With Pitchers and Catchers set to report to Port St. Lucie tomorrow (Johan Santana among them), it is almost time for me to pull out my dog-eared, raggedy paperback copy of "If at First..." for my annual Spring Training reading. I have read this book every march for the past 5 seasons as a way of getting me primed and ready for the Baseball season from a thinking man's standpoint.

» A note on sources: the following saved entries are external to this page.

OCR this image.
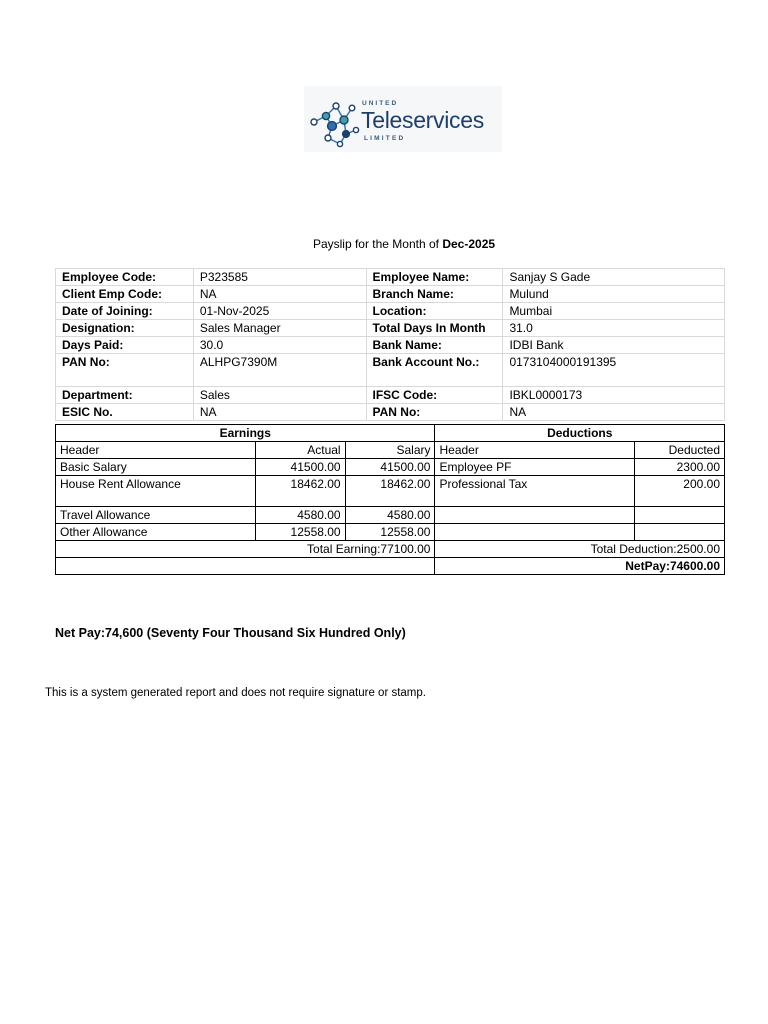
UNITED
Teleservices
LIMITED
Payslip for the Month of Dec-2025
Employee Code:	P323585	Employee Name:	Sanjay S Gade
Client Emp Code:	NA	Branch Name:	Mulund
Date of Joining:	01-Nov-2025	Location:	Mumbai
Designation:	Sales Manager	Total Days In Month	31.0
Days Paid:	30.0	Bank Name:	IDBI Bank
PAN No:	ALHPG7390M	Bank Account No.:	0173104000191395
Department:	Sales	IFSC Code:	IBKL0000173
ESIC No.	NA	PAN No:	NA
Earnings			Deductions	
Header	Actual	Salary	Header	Deducted
Basic Salary	41500.00	41500.00	Employee PF	2300.00
House Rent Allowance	18462.00	18462.00	Professional Tax	200.00
Travel Allowance	4580.00	4580.00		
Other Allowance	12558.00	12558.00		
Total Earning:77100.00			Total Deduction:2500.00	
			NetPay:74600.00	
Net Pay:74,600 (Seventy Four Thousand Six Hundred Only)
This is a system generated report and does not require signature or stamp.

The book, a journal-style chronicle of the Mets 1985 campaign (the paperback has a final chapter regarding 1986), gives you a great deal of insight into how Keith dealt with a lot of the outside circumstances in his life. 1985 was not a particularly good year for him off the field, with a messy divorce and the Pittsburgh Drug Trials taking place at various points during the season. Hernandez handles it all with class, never allowing it to greatly affect his performance on the field. "On the ballfield, I'm free," he says before Opening Day. Minor details that might have been missed to the general public are discussed. Hernandez discusses his relationship with the other players on the team. Tough on young Darryl Strawberry, who will eventually battle the same problems Hernandez had earlier in his career. Chummy with Rusty Staub, the newly-acquired Gary Carter, Ron Darling and Jesse Orosco. Moments are mixed in with anecdotes from his prior days coming up through the Cardinals system. Of course, his relationship with his father, who was tough on him to the point where they wouldn't speak for several weeks on end. Although I am too young to remember the 1985 season with any great detail, having read this book makes me feel like I was there for every game.
It's just about time for me to pull it off the bookshelf once again. It's a nice reminder of what to look forward to.